Een derde van de deelnemers met zelfmoordgedachten rapporteerde op meerdere momenten in het onderzoek weleens te denken aan suïcide, ook nadat de patiënt was opgenomen in een verpleeghuis.
Mantelzorgers die rondlopen met dit soort gedachten raadt Joling aan in gesprek te gaan met bijvoorbeeld de huisarts of de casemanager die hen begeleidt. „Die kunnen het beste kijken welke ondersteuning nodig is.”
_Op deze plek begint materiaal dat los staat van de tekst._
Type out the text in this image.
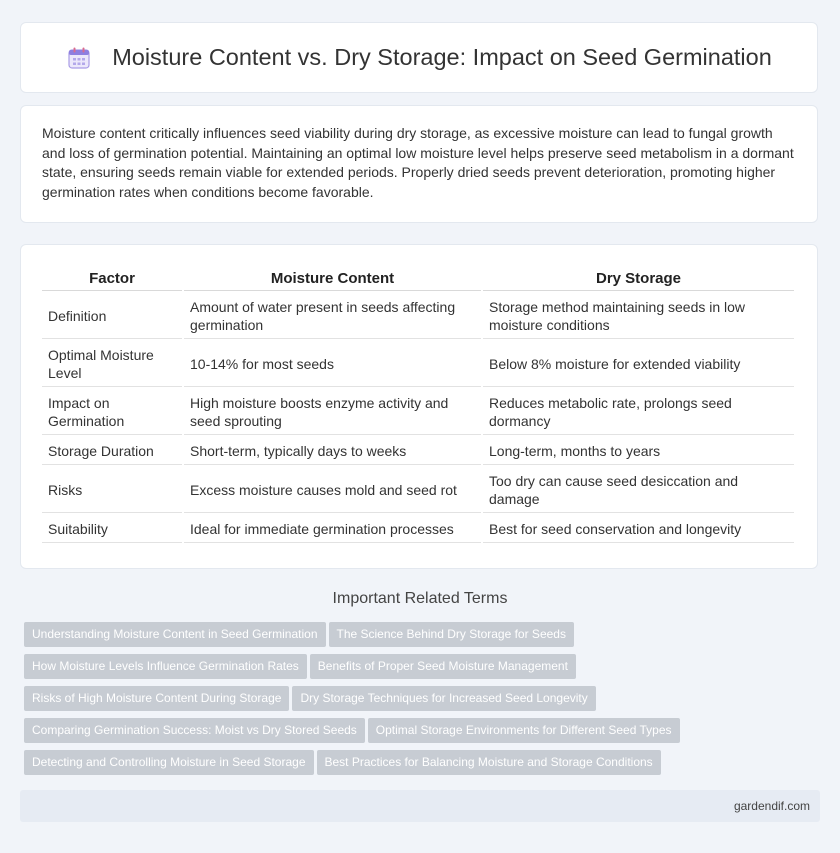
Moisture Content vs. Dry Storage: Impact on Seed Germination

Moisture content critically influences seed viability during dry storage, as excessive moisture can lead to fungal growth and loss of germination potential. Maintaining an optimal low moisture level helps preserve seed metabolism in a dormant state, ensuring seeds remain viable for extended periods. Properly dried seeds prevent deterioration, promoting higher germination rates when conditions become favorable.

Factor	Moisture Content	Dry Storage
Definition	Amount of water present in seeds affecting germination	Storage method maintaining seeds in low moisture conditions
Optimal Moisture Level	10-14% for most seeds	Below 8% moisture for extended viability
Impact on Germination	High moisture boosts enzyme activity and seed sprouting	Reduces metabolic rate, prolongs seed dormancy
Storage Duration	Short-term, typically days to weeks	Long-term, months to years
Risks	Excess moisture causes mold and seed rot	Too dry can cause seed desiccation and damage
Suitability	Ideal for immediate germination processes	Best for seed conservation and longevity
Important Related Terms
Understanding Moisture Content in Seed Germination The Science Behind Dry Storage for Seeds
How Moisture Levels Influence Germination Rates Benefits of Proper Seed Moisture Management
Risks of High Moisture Content During Storage Dry Storage Techniques for Increased Seed Longevity
Comparing Germination Success: Moist vs Dry Stored Seeds Optimal Storage Environments for Different Seed Types
Detecting and Controlling Moisture in Seed Storage Best Practices for Balancing Moisture and Storage Conditions
gardendif.com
De drempel om hulp te vragen, is juist voor deze groep hoog. Veel mensen willen hun kinderen niet belasten met de zorg voor hun vader of moeder met dementie. „Ze zien het als hun taak of plicht om de zorg op zich te nemen. Of ze denken dat het toch wel gaat. Misschien helpt het als ze weten dat ze niet de enige zijn die het niet meer trekken.”
Vaak zijn familie en vrienden wel bereid om te helpen, weet Joling. „Het helpt misschien als zij het initiatief nemen. Al moet de mantelzorger daarvoor wel openstaan. Ook kan de persoon met dementie die gehecht is aan zijn partner, onrustig worden als anderen de zorg overnemen.”